This task is unsupervised learning: there’s no “right answer” column. We’re looking for patterns in the data itself. In Chapter 14, PCA found a few directions that explain most of the variation in our Airbnb data. Today, we ask a different question: instead of directions, can we find groups? PCA compresses; k-means clusters. Both are unsupervised — no labels, just structure.

We’ll use k-means clustering — one of the simplest and most widely used clustering algorithms — and discover that finding clusters is easy, but trusting them is hard.

Code
import numpy as np
import pandas as pd
import matplotlib.pyplot as plt
import seaborn as sns
import warnings
warnings.filterwarnings('ignore')
sns.set_style('whitegrid')
plt.rcParams['figure.figsize'] = (7, 4.5)
plt.rcParams['font.size'] = 12

from sklearn.cluster import KMeans
from sklearn.preprocessing import StandardScaler
from sklearn.metrics import silhouette_score

# Load data
DATA_DIR = 'data'

Preparing the data

Let’s load the Airbnb data and select features that describe each listing’s “market position”: price, size, location, reviews, and availability.

Code
# Load Airbnb data
airbnb = pd.read_csv(f'{DATA_DIR}/airbnb/listings.csv', low_memory=False)

# Clean price column (often stored as "$150.00" string)
airbnb['price'] = pd.to_numeric(
    airbnb['price'].astype(str).str.replace(r'[\$,]', '', regex=True),
    errors='coerce'
)

We select features that describe each listing’s market position and drop rows with missing values.

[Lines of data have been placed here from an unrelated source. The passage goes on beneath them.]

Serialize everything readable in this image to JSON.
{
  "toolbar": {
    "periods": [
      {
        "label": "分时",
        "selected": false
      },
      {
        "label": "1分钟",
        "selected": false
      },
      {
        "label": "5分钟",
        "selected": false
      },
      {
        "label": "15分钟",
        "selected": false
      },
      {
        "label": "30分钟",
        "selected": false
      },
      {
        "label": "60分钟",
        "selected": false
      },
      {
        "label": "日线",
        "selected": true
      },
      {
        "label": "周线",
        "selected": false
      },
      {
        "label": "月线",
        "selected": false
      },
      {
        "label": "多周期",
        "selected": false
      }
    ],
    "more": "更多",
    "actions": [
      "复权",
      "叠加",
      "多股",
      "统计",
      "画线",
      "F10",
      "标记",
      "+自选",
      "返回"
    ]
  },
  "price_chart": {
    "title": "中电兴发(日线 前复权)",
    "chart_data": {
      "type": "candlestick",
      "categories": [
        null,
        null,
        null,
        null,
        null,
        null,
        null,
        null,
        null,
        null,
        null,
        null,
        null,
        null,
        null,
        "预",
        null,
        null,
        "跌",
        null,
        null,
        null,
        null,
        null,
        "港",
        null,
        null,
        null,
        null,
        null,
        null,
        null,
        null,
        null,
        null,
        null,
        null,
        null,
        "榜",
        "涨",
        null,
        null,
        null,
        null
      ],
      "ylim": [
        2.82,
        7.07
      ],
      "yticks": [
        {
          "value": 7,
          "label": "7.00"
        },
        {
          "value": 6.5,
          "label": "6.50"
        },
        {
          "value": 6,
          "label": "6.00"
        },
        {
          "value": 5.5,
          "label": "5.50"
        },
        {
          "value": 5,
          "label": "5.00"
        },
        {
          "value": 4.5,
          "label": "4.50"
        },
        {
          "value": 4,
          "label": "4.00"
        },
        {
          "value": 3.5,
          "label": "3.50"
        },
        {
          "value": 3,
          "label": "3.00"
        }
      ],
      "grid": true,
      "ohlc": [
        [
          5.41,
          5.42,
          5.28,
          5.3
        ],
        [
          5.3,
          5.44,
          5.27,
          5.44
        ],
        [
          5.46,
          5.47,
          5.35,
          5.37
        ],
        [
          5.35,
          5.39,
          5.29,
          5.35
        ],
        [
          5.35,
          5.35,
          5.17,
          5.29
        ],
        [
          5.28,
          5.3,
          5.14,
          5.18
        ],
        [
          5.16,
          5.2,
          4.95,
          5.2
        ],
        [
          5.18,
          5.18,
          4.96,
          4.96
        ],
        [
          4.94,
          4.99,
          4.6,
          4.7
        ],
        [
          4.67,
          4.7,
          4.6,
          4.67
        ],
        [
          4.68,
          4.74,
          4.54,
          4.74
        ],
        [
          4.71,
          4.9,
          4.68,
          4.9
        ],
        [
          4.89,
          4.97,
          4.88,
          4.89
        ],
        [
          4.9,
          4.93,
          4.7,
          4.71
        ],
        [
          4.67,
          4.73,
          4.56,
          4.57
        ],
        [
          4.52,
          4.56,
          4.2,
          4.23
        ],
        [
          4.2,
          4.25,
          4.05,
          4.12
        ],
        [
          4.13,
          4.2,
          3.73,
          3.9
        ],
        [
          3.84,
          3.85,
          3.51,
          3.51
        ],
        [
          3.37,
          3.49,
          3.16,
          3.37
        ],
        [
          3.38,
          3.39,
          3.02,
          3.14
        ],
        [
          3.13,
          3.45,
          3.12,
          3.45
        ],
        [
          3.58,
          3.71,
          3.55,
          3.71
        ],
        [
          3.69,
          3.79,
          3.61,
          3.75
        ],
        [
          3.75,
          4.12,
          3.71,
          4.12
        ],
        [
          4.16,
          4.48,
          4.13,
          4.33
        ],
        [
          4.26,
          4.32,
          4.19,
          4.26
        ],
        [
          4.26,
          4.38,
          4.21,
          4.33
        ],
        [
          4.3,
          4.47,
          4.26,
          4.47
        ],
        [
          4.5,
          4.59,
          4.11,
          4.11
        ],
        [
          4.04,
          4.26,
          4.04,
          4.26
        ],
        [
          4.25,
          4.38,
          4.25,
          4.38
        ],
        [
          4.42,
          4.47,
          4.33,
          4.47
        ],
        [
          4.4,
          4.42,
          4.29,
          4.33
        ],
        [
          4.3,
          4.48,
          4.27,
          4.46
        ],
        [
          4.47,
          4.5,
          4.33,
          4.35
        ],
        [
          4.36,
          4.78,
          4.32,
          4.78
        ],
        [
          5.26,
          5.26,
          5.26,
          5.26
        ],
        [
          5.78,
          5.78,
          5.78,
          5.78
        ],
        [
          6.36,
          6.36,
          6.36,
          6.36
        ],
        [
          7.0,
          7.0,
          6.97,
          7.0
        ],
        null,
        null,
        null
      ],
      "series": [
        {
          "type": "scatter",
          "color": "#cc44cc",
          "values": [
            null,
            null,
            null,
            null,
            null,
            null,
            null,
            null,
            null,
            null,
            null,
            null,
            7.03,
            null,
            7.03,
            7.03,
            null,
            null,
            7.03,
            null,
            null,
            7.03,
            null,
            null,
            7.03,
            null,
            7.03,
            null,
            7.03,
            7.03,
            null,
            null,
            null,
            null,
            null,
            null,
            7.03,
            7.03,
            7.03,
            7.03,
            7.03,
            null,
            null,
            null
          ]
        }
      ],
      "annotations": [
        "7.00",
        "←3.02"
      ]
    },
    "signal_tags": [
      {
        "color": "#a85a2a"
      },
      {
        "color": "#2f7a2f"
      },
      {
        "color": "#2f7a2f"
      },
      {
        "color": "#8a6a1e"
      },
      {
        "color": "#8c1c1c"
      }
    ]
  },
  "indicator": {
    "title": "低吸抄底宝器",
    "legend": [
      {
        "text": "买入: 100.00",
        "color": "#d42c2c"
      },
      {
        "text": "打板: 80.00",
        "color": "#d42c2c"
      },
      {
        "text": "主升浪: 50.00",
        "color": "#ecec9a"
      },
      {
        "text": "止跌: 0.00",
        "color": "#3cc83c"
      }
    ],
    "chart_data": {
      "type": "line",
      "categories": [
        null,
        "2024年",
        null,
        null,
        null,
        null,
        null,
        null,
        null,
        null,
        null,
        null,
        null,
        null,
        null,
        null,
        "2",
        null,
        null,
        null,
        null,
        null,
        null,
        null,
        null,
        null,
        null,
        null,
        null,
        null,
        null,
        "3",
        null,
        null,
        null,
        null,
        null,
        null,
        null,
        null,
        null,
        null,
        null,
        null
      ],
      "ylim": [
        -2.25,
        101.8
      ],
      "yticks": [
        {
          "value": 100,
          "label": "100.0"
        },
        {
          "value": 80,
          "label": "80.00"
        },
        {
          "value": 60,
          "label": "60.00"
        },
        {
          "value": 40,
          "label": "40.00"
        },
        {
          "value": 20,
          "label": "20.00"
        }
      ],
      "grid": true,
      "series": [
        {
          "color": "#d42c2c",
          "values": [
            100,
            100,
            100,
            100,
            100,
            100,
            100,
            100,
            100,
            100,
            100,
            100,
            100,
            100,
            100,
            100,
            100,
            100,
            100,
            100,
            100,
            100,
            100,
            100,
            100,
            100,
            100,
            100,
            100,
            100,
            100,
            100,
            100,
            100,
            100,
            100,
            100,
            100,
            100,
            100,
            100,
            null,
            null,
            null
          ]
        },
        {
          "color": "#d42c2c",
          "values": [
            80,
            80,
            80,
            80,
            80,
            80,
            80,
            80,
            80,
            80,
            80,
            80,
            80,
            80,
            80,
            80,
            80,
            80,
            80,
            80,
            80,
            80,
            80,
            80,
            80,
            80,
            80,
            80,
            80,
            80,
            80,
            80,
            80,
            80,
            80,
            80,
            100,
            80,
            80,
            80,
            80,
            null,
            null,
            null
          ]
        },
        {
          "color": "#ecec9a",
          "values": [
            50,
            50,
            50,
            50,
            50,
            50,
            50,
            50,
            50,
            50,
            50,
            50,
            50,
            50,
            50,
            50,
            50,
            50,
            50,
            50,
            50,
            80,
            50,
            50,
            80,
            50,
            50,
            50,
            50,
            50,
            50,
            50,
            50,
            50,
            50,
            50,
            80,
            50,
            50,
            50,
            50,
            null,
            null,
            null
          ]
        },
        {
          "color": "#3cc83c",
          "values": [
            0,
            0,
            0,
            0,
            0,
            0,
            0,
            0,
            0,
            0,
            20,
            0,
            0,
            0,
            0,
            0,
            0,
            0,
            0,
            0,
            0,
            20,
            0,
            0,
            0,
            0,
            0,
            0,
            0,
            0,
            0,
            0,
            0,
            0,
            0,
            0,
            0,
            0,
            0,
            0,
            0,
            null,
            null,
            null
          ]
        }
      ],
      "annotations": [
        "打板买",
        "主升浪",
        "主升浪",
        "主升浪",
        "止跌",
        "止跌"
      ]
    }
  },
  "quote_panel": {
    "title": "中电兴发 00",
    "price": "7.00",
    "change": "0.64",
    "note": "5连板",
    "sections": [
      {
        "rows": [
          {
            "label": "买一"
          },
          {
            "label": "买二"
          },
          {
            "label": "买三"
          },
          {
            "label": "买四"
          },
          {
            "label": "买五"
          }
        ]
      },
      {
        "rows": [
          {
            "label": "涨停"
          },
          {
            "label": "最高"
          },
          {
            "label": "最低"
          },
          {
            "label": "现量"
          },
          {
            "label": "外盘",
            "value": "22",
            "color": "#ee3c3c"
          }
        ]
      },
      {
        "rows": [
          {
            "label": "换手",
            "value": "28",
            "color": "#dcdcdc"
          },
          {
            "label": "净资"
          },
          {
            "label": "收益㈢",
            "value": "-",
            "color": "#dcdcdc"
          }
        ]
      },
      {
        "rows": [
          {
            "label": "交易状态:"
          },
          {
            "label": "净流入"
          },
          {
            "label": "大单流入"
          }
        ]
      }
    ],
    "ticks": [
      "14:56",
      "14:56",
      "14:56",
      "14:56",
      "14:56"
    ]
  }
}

Note that .dropna() silently removes incomplete rows — we should check how many are lost.

Code
# Select clustering features
cluster_features = ['price', 'latitude', 'longitude', 'accommodates',
                    'bedrooms', 'number_of_reviews', 'availability_365',
                    'minimum_nights']

n_before = len(airbnb)
listings = airbnb[cluster_features + ['room_type', 'neighbourhood_group_cleansed']].dropna()
print(f"After dropping NaN: {len(listings):,} rows (dropped {n_before - len(listings):,})")
After dropping NaN: 29,142 rows (dropped 0)

We need to handle room_type, which is a categorical variable. We’ll use one-hot encoding — creating a separate binary column for each room type. Why not ordinal encoding (Shared=0, Private=1, Entire=2)? Because k-means uses Euclidean distance, and ordinal encoding would imply that “Private room” is equidistant between “Shared room” and “Entire home/apt,” which has no meaningful interpretation.

Code
# One-hot encode room_type for distance-based clustering
room_dummies = pd.get_dummies(listings['room_type'], prefix='room')
listings = pd.concat([listings, room_dummies], axis=1)
room_cols = list(room_dummies.columns)

print(f"Data for clustering: {len(listings):,} rows")
listings[cluster_features].head()
Data for clustering: 29,142 rows
price latitude longitude accommodates bedrooms number_of_reviews availability_365 minimum_nights
0 45 40.754444 -73.895933 1 1 3 0 1
1 95 40.785097 -73.942337 2 1 101 74 2
2 60 40.709891 -73.957495 2 1 19 0 6
3 70 40.850388 -73.938551 2 1 8 182 2
4 104 40.766609 -73.968214 2 1 4 244 12

Let’s check the feature scales — these will matter for k-means, which uses Euclidean distance.

Code
listings[cluster_features].describe().round(1)
price latitude longitude accommodates bedrooms number_of_reviews availability_365 minimum_nights
count 29142.0 29142.0 29142.0 29142.0 29142.0 29142.0 29142.0 29142.0
mean 133.0 40.7 -74.0 2.9 1.2 24.5 126.6 3.9
std 103.6 0.1 0.0 1.9 0.7 38.4 135.5 10.2
min 0.0 40.5 -74.2 1.0 0.0 1.0 0.0 1.0
25% 67.0 40.7 -74.0 2.0 1.0 3.0 0.0 1.0
50% 100.0 40.7 -74.0 2.0 1.0 9.0 74.0 2.0
75% 165.0 40.8 -73.9 4.0 1.0 29.0 259.0 3.0
max 999.0 40.9 -73.7 16.0 11.0 521.0 365.0 600.0

How k-means works

The algorithm is beautifully simple:

  1. Pick k initial centroids (randomly)
  2. Assign each point to the nearest centroid
  3. Recompute each centroid as the mean of its assigned points
  4. Repeat steps 2-3 until assignments stop changing
ImportantDefinition: Inertia

K-means minimizes the total within-cluster sum of squared distances — called the inertia:

\[\sum_{k=1}^{K} \sum_{i \in C_k} \|x_i - \mu_k\|^2\]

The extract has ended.